La diversidad particular de lo humano implica la difícil caracterización del sujeto con las herramientas categoriales de las que disponemos. Y la categoría de la inteligencia no lo es menos. Ya hemos visto que dentro del catálogo de personas inteligentes podemos ver un sinfín de especímenes humanos tan dispares entre ellos que harían inútil la aplicación del término. Entre Van Gogh, Wittgenstein, Stalin y Rubalcaba – por poner un cuarteto alucinógeno cuanto menos- hay más diferencias que afinidades. Que sean personalidades relevantes en la historia no hace que ellos se parezcan más de lo que se diferencian.

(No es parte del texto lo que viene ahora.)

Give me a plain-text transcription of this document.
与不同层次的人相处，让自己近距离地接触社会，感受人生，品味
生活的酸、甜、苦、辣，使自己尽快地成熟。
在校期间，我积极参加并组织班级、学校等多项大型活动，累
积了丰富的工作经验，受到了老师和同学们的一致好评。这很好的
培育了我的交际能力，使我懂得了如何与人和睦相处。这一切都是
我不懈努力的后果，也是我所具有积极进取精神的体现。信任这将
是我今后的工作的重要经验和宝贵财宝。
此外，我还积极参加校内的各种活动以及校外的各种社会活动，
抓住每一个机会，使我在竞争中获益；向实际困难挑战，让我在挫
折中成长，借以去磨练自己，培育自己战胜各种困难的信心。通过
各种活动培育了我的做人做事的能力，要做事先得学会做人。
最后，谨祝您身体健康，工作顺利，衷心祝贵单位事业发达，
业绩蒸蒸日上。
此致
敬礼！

No he conocido nunca un ser humano cuya inteligencia no fuera a la vez obstáculo de muchas de sus posibles capacidades, o cuya inteligencia no estuviese enredada en una personalidad tal que convirtiese a la primera en una humilde sombra de la segunda. Hay un último motivo, y es la incapacidad humana por acceder a la totalidad del ser, que convierte la inteligencia particular en una aportación ínfima al conocimiento del todo. El sueño de Dilthey era poder ver el final de la historia para alcanzar un observatorio más allá del tiempo, que es el único punto ideal del conocimiento desde el que se podría comprender la totalidad de la historia. Pero por eso también era un sueño. Este es el último motivo por el que cabría en fin relativizar de una vez un concepto que, en nuestras sociedades, se ha sobreestimado. Un concepto que finalmente nada aporta. (P.D. Por cierto, esto no es una disquisición inteligente).